Listening to the good counsel of my friend Becky, a New Orleans resident and reporter for the Times-Picayune, I cancelled my rental car and opted to fly in with one rolling carry-on and a folding bike as my one piece of checked baggage. It was a good choice: parade routes and holiday traffic would have rendered GPS useless in a tangle of parades.
We attended three private parties and two parades. The daytime Thoth parade was a family event, with young kids on ladder seats — boxes on top of ladders that put them above the crowds, a great target for gentle bead throwers. The second parade, Bacchus, was a zoolike frenzy exacerbated by the rescheduling of Endymion right after it. One local described Endymion as “the SUV of parades,” with a super-size me mentality that extends to its fan base, which makes a habit of setting up tends in the neutral ground (that’s the Nola word or the grassy median) several days befor the parade. The land-grabbing mentality is looked down upon by those who are not Endymion fans. The crowds were ten or twelve deep, and people brought port-a-potties strapped in the back of pickup trucks. In order to see anything, I had to climb a bead-encrusted tree.
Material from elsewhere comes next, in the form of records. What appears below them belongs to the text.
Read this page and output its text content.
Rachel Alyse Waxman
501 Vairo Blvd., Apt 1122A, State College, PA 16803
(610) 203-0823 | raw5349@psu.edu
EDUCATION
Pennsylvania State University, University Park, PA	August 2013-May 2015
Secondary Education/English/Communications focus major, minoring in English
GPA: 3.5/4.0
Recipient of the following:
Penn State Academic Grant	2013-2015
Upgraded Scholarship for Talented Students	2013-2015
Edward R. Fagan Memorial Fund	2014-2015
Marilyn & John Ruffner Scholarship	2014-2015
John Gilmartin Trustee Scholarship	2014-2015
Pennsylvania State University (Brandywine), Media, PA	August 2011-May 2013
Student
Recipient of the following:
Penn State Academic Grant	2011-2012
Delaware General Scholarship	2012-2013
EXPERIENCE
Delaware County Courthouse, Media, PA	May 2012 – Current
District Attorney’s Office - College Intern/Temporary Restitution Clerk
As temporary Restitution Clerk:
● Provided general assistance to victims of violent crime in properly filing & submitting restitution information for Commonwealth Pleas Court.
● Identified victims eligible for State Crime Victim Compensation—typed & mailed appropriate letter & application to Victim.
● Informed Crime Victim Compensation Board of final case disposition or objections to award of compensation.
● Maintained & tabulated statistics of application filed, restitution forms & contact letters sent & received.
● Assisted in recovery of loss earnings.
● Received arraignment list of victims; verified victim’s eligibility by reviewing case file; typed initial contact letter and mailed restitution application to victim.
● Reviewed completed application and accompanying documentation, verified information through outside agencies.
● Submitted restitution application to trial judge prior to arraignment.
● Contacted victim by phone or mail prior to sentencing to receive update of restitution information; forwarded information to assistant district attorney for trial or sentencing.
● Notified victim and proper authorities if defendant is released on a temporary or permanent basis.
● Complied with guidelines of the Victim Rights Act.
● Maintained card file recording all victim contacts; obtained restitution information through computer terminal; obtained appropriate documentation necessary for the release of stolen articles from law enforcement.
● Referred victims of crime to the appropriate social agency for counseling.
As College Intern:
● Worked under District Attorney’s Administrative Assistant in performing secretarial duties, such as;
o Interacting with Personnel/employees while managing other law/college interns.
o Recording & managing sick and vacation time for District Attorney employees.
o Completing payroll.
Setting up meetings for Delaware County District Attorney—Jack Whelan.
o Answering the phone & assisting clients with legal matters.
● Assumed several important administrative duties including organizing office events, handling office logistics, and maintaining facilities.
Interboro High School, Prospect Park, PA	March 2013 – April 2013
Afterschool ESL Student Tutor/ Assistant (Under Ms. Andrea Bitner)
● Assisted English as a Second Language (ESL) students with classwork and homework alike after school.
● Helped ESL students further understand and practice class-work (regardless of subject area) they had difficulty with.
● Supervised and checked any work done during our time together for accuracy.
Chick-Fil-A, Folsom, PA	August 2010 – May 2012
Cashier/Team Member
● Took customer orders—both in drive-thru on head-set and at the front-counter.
The private parties were all unique, from a 1,200 square foot house with a pretty patio to a stately home serving red beans and rice, crawfish etouffe, and Emeril’s greens. The last was at the home of Muses foundress Virginia, who showed us the stroller parking lot in her yard and her impressive collection of hand-decorated shoes, which are second only to the Zulu coconut as the rarest and most coveted throws of Mardi Gras. The shoes included a pump covered with gold-painted macaroni — “Mac n shoes” — as well as the “sad crab” shoe covered with BP oil. The shoes, like the Muses floats themselves, are full ripe with clever political satire. If you step back and read the floats, it’s like a Colbertesque year in review.
Getting back to the hotel took hours. I had Gary, the photographer, let me out in the middle of the gridlocked street. I unfolded the bike, put my rolling carry-on on my back (the first time I have ever used the backpack straps, which I had nearly cut off for lack of use) and rode through the barricades and glittered streets. When I got to my hotel on Canal, the crowds were thick as molasses. I had to fight my way through with the bike, but eventually got in past a skeptical doorman. Gary didn’t make it through the traffic to his own hotel until hours later.
Right now I am blogging from my phone, dressed in a purple and yellow satin-and-sequin costume with a red mask, preparing to board Float number 18 in the Orpheus parade. It rolls at 6, but they will drive us uptown to the start, and so the madness begins now.